Remarkable Charge-Discharge Mechanism for a Large Capacity in Fe-Containing Li2MnO3 Cathodes

Abstract

Fe-containing lithium-rich layered manganese oxides are remarkable cathode materials, which can fabricate the high energy density and low-cost lithium-ion batteries. Here, we investigated thoroughly the charge-discharge mechanism for the large capacity in 0.7Li2MnO3-0.3LiFeO2. X-ray absorption spectroscopy (XAS) and soft-XAS measurements using synchrotron radiation revealed that the large capacity in 0.7Li2MnO3-0.3LiFeO2 was achieved mainly by the collaborative participation of Mn and oxygen ions in charge compensation. Mn ions changed to the valence states of +2 and/or +3 for discharged states near the surface after oxygen and Li had been removed simultaneously at 4.4 V. Charge compensation for charged states was also accomplished by the oxidizing oxide ions such as those in the formation of O22−. Redox reactions in Fe ions mainly occurred with initial charge-discharge.

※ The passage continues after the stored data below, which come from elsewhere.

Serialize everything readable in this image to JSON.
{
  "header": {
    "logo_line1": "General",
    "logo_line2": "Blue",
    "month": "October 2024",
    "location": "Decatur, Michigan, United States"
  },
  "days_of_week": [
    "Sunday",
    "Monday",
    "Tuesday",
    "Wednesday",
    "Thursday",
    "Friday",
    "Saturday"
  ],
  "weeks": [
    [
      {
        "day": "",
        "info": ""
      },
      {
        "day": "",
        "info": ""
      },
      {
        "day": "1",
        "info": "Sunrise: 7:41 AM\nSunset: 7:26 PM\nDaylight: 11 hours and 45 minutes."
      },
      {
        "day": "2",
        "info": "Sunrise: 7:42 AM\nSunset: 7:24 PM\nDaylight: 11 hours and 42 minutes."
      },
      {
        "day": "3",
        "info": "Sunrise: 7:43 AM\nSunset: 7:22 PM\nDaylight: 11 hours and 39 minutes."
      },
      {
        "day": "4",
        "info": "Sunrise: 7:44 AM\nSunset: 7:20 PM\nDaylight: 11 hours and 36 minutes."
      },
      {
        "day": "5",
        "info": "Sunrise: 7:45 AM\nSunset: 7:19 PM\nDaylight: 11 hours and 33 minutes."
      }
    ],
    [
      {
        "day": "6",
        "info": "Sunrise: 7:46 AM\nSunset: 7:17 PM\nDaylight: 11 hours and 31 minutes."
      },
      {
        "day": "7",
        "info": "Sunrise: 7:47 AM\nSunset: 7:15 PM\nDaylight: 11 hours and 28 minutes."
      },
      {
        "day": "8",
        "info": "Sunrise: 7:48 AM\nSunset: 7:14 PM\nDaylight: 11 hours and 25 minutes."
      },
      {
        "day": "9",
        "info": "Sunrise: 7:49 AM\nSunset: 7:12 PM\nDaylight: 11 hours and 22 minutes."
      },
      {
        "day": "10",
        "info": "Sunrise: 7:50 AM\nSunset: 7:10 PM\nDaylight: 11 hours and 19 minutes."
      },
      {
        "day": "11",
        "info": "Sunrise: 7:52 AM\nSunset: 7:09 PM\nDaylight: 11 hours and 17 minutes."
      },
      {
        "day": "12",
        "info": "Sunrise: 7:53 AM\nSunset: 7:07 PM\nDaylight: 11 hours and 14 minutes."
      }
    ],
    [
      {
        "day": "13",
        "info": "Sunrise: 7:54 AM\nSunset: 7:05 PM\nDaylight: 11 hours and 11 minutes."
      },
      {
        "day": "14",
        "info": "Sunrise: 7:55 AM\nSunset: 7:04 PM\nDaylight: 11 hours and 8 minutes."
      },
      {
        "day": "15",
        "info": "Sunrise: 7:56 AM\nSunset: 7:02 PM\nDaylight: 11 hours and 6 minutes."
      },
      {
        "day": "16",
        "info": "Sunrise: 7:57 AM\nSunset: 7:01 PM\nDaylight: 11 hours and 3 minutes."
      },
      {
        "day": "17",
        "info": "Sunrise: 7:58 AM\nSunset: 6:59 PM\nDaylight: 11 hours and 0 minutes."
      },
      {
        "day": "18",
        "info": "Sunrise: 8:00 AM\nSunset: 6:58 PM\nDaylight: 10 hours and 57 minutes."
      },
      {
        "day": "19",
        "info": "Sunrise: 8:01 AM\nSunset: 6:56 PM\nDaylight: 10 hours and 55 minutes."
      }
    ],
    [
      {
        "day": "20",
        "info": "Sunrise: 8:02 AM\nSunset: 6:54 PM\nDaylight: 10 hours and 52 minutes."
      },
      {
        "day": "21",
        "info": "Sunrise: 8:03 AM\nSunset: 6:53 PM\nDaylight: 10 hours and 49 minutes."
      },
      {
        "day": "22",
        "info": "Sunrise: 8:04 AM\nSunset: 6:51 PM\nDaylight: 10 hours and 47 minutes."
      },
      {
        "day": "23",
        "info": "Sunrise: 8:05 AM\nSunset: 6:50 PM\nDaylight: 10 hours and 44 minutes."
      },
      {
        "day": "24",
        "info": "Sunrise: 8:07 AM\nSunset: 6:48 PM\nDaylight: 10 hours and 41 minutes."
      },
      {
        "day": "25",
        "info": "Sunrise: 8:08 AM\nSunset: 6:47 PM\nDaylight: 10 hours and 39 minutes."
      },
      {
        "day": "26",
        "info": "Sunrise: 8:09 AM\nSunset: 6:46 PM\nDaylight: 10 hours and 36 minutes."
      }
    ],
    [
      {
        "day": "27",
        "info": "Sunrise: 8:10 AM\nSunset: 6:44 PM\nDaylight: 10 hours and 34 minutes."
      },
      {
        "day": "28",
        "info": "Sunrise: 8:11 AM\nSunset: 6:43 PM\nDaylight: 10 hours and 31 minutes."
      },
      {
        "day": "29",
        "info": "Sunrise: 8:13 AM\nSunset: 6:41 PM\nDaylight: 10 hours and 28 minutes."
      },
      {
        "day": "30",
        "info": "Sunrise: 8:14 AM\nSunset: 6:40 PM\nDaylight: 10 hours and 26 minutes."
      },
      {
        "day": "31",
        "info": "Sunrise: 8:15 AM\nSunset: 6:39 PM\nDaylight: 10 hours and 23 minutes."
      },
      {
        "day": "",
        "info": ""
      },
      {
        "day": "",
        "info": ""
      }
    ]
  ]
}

The crystal structure has been changed partially in these processes from layered rock-salt to spinel-like structures for the Li deintercalation, which was confirmed by selected area electron diffraction (SAED). We also found that the change of electronic states with valence modifications and drastic structural changes happened preferentially on the surface of the cathode electrode.